O desmatamento ambiental no Brasil segue crescente, mesmo após pressão internacional e do envio de carta de empresários nacionais e estrangeiros contrários às ações predatórias ambientais na Amazônia. A atividade ilegal se ramifica e conta com a extração irregular de ouro em Itaituba no Pará, reconhecida pela Agência Nacional de Mineração, que apurou a compra de 611 quilos de ouro de origem clandestina entre 2015 e 2018. No Pantanal, 10% de sua vegetação foi perdida em 2020 por conta das queimadas, uma área de 1,55 milhão de hectares, o equivalente a dez municípios de São Paulo.

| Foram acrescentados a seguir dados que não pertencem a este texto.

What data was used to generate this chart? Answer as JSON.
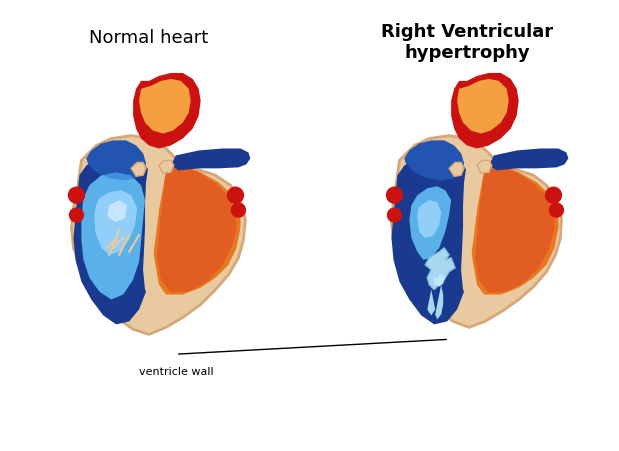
{
  "title_left": "Normal heart",
  "title_right": "Right Ventricular\nhypertrophy",
  "label_annotation": "ventricle wall",
  "bg_color": "#ffffff",
  "skin_color": "#e8c9a0",
  "skin_border": "#d4a878",
  "blue_dark": "#1a3a8f",
  "blue_mid": "#2a6fd4",
  "blue_light": "#5ab0e8",
  "blue_bright": "#aaddff",
  "red_dark": "#cc1111",
  "red_mid": "#dd4422",
  "orange": "#e87820",
  "orange_light": "#f5a040",
  "white": "#ffffff",
  "fig_width": 6.19,
  "fig_height": 4.51
}
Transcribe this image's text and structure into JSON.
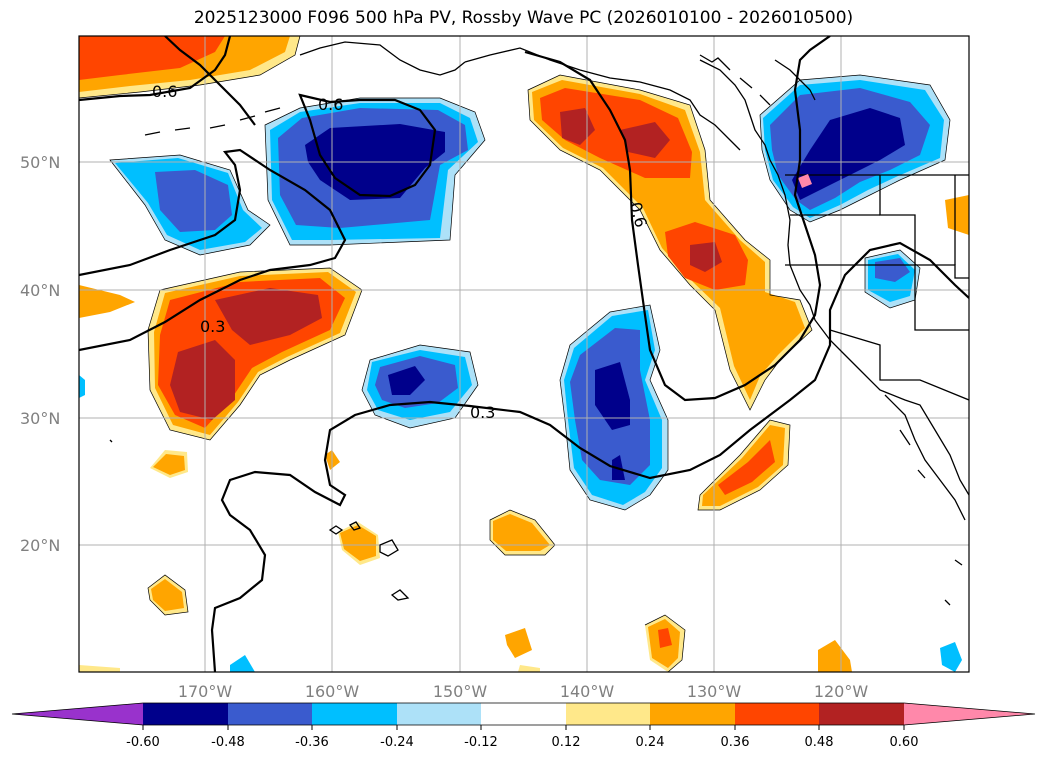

Como parte desse espólio, ainda que as queimadas não sejam uma atividade

exclusivamente humana, houve no Pantanal, a destruição do maior refúgio mundial da arara-azul. E quais foram as medidas tomadas pelo Governo Federal? Até aqui nenhuma, apenas se justificou que a seca na região foi muito intensa e que o fogo tomou proporções



inesperadas. A verdade é que as queimadas na região aumentaram 240% se comparadas com o mesmo período de 2019, segundo o Instituto Nacional de Pesquisas Espaciais –

Inpe. Somente em agosto foram detectados 1.684 focos de calor no Pantanal, porém no mesmo mês em 2019, havia apenas 494 focos. O número atual supera o recorde anterior que data de julho de 2005 com 1.259.


Pesquisadores relacionam o aumento das queimadas no Pantanal com o desflorestamento da Amazônia, já que é da floresta que vem a maior parte da umidade que o alimenta, o que os especialistas chamam de “rios voadores”. Entre agosto de 2019 e julho de 2020 o desmatamento na Amazônia aumentou 34,5%.

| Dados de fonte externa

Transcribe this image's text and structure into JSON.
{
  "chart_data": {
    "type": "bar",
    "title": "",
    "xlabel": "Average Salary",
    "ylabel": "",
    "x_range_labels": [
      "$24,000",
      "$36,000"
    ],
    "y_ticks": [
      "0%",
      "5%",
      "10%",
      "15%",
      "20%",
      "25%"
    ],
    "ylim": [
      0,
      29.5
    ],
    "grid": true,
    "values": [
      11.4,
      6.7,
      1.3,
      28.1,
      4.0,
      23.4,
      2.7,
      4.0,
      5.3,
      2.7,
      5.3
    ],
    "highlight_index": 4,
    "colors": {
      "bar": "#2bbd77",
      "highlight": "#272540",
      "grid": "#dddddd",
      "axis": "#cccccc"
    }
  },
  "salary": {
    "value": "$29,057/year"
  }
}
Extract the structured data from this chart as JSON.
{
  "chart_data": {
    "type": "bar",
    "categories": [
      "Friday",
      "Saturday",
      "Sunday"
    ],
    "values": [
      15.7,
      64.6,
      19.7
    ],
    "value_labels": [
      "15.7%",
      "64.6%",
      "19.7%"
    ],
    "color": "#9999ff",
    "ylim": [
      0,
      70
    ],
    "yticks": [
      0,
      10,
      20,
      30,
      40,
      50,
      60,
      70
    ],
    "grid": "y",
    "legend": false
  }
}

As ações preventivas também estão aquém do necessário, porque até 30 de julho de 2020, o Instituto Brasileiro do Meio Ambiente e dos Recursos Renováveis – Ibama gastou apenas R$6,8 milhões de seu orçamento de R$35,5 milhões para a prevenção e evitar as queimadas ao conter o avanço do fogo em ecossistemas. Os números ensejam uma reflexão necessária.


O Governo Federal não adotou uma política ambiental responsável. Mesmo em meio a uma crise ambiental histórica, havia um plano de corte de recursos no importe de R$60 milhões de verbas destinas ao Ibama e ao Instituto Chico Mendes – ICMBio, os dois principais órgãos fiscalizadores do desmatamento. A justificativa foi a crise econômica provocada pela pandemia de covid-19 e que, segundo afirma o vice-Presidente Hamilton Mourão: “O governo está buscando recursos para poder pagar o auxílio emergencial, é isso que eu estou chegando à conclusão. Então, está tirando recursos de todos os ministérios”. Após a

repercussão negativa o bloqueio das verbas foi revisto.

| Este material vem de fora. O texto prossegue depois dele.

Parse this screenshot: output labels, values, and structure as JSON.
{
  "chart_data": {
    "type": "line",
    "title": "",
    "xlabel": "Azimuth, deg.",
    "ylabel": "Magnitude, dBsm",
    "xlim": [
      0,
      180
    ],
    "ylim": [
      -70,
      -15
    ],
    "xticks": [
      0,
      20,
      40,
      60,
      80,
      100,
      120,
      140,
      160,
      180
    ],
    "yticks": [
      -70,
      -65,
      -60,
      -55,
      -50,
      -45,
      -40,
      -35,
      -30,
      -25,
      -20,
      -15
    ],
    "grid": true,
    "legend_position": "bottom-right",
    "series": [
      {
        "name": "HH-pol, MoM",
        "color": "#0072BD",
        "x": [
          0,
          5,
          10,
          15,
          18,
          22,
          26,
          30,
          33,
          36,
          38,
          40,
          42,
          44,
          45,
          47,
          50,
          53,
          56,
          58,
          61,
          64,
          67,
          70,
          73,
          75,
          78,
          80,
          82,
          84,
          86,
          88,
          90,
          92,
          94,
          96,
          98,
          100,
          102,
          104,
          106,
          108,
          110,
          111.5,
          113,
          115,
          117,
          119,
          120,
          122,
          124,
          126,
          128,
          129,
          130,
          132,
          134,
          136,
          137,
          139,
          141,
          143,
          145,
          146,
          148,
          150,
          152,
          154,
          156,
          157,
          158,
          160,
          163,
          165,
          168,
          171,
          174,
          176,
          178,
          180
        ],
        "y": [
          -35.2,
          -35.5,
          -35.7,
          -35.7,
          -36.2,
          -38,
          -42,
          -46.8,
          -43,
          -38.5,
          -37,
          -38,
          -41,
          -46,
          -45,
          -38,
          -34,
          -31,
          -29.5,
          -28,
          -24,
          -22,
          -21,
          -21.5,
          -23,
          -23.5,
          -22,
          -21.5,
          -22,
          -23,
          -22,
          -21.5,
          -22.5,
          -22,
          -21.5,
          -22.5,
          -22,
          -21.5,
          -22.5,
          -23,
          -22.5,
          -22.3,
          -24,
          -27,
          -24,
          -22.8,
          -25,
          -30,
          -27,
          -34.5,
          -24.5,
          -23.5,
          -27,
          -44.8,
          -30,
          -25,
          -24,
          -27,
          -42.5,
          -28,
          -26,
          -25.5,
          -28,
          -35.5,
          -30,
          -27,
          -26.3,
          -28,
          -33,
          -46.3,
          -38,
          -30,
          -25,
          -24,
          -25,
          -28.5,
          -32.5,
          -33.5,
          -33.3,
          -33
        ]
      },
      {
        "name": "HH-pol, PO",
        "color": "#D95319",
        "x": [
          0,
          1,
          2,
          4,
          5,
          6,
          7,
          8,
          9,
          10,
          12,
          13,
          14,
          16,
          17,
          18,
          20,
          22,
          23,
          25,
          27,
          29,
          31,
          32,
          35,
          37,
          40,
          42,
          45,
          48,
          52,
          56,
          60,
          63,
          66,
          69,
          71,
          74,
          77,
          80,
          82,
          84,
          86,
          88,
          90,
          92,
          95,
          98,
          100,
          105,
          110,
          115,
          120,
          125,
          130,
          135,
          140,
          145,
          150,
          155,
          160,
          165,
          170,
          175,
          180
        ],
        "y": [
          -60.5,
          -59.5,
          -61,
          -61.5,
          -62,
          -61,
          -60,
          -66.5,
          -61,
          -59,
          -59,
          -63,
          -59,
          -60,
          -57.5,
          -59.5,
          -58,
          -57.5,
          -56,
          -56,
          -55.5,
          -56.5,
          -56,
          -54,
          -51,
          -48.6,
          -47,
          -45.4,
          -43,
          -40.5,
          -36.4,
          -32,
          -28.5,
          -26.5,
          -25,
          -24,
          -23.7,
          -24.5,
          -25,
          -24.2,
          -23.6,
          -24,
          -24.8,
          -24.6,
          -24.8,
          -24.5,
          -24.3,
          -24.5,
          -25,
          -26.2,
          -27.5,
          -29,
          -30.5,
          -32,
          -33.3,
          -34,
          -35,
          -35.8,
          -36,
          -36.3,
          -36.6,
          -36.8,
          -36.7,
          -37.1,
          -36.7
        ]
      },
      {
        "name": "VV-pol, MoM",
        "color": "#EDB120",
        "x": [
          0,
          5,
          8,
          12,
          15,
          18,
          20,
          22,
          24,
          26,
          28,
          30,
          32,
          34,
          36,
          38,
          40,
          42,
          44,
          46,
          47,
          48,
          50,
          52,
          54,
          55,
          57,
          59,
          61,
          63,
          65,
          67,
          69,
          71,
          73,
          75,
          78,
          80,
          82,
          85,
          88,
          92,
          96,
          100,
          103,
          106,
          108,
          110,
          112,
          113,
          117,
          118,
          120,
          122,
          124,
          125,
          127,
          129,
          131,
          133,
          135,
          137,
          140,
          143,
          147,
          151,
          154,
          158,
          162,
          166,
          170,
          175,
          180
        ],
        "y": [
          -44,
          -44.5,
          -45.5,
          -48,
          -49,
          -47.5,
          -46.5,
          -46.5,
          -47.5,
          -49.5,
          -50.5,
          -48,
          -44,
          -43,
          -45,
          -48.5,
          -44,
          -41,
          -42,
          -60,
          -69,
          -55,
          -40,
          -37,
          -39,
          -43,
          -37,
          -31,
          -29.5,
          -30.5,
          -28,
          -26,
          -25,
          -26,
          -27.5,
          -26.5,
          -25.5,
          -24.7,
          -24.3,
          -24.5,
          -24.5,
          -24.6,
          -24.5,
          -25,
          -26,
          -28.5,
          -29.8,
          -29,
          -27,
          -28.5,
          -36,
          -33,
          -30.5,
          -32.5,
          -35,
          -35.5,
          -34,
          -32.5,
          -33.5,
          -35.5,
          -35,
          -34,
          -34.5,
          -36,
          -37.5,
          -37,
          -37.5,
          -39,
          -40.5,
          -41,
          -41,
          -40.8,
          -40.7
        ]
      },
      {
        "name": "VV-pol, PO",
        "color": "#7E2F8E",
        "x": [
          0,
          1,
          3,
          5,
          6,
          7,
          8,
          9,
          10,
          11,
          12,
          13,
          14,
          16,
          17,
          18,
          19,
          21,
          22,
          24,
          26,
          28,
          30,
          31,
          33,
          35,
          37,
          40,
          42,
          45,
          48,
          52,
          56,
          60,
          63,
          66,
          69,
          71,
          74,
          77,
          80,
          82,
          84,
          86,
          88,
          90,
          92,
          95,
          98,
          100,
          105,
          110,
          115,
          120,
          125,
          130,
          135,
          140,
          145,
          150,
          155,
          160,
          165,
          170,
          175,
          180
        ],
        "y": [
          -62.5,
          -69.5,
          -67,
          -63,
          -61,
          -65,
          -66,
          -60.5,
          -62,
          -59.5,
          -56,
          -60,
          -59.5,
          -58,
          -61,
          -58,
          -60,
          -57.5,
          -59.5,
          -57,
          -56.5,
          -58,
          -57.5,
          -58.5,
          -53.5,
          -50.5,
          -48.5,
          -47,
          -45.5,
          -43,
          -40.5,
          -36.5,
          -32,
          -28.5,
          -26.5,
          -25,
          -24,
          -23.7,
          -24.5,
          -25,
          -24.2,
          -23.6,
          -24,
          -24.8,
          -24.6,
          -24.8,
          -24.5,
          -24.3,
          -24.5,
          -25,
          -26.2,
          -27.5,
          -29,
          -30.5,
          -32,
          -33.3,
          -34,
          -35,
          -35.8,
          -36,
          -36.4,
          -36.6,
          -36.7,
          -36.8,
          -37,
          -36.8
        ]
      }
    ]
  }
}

A negligência com o meio ambiente não é novidade, afinal, em dez anos, o Ibama perdeu 55% dos fiscais para combate a crimes ambientais e, atualmente, conta com apenas 591 agentes – o menor número desde a criação do Instituto em 1989 –, sendo que em 2010 eram 1.311 fiscais. Somente em 2019 a redução do quadro foi de 24%. O quadro total de funcionários não chega a 2.800, em 2007 era de 6.200. O desaparelhamento continua,

pois, o orçamento previsto para 2021 para o Ibama é de R$210 milhões, 33,6% menos do que o destinado em 2020.